After leaving ELO Part II, Bates became a member of the Eleanor Rigby Experience, along with Andy Bole, Maartin Allcock, Clive Bunker and Tina McBain, who released two CDs and toured extensively in the UK. A short stint with The Bev Bevan Band and Bev Bevan's Move followed (2003/2005), along with the formation in the same year of German-based band ELB (Electric Light Band). In 2007, Bates rejoined his old mates from ELO Part II in The Orchestra (featuring members of ELO and Part II).

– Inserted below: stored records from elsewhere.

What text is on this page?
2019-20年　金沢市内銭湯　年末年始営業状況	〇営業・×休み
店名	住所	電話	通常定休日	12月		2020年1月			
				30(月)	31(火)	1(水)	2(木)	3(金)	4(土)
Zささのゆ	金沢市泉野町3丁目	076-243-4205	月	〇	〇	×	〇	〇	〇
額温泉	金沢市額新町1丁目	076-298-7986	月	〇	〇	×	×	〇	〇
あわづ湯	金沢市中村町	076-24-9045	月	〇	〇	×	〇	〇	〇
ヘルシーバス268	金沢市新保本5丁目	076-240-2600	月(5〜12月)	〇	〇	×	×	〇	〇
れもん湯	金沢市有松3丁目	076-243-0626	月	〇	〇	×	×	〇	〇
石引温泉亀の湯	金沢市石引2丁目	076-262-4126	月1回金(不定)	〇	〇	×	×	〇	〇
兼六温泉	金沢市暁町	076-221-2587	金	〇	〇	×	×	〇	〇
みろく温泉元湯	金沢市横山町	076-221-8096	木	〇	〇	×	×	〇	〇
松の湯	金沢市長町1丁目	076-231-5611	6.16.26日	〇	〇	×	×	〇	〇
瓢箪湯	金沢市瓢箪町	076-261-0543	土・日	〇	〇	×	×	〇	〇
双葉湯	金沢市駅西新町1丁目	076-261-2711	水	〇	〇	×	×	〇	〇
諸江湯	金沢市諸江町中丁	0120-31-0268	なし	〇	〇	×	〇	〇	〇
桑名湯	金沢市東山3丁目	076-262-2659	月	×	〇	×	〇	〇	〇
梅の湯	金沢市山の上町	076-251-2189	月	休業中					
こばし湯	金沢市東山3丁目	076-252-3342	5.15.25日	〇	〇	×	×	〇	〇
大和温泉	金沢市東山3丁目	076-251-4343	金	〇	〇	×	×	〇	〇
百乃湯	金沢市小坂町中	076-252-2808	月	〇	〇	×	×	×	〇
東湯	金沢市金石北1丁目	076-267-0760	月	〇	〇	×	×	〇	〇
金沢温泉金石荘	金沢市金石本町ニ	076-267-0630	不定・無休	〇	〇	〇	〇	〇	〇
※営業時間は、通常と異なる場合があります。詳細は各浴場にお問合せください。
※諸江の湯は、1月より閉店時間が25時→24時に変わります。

In 2008, Bates formed the Beatles, Blues and Blue Violin project (BBBV) with Mik Kaminski and Tina McBain, resulting in a tour, and the 2010 BBBV album.

In 2022 and 2023, Bates gigged extensively with his "Tribute to ELO" throughout Europe as Phil Bates and Band. He has often appeared live on German, Swiss and Polish TV playing ELO songs. He plays guitar and several other instruments on Les Penning's album Belerion, which was released in December 2016.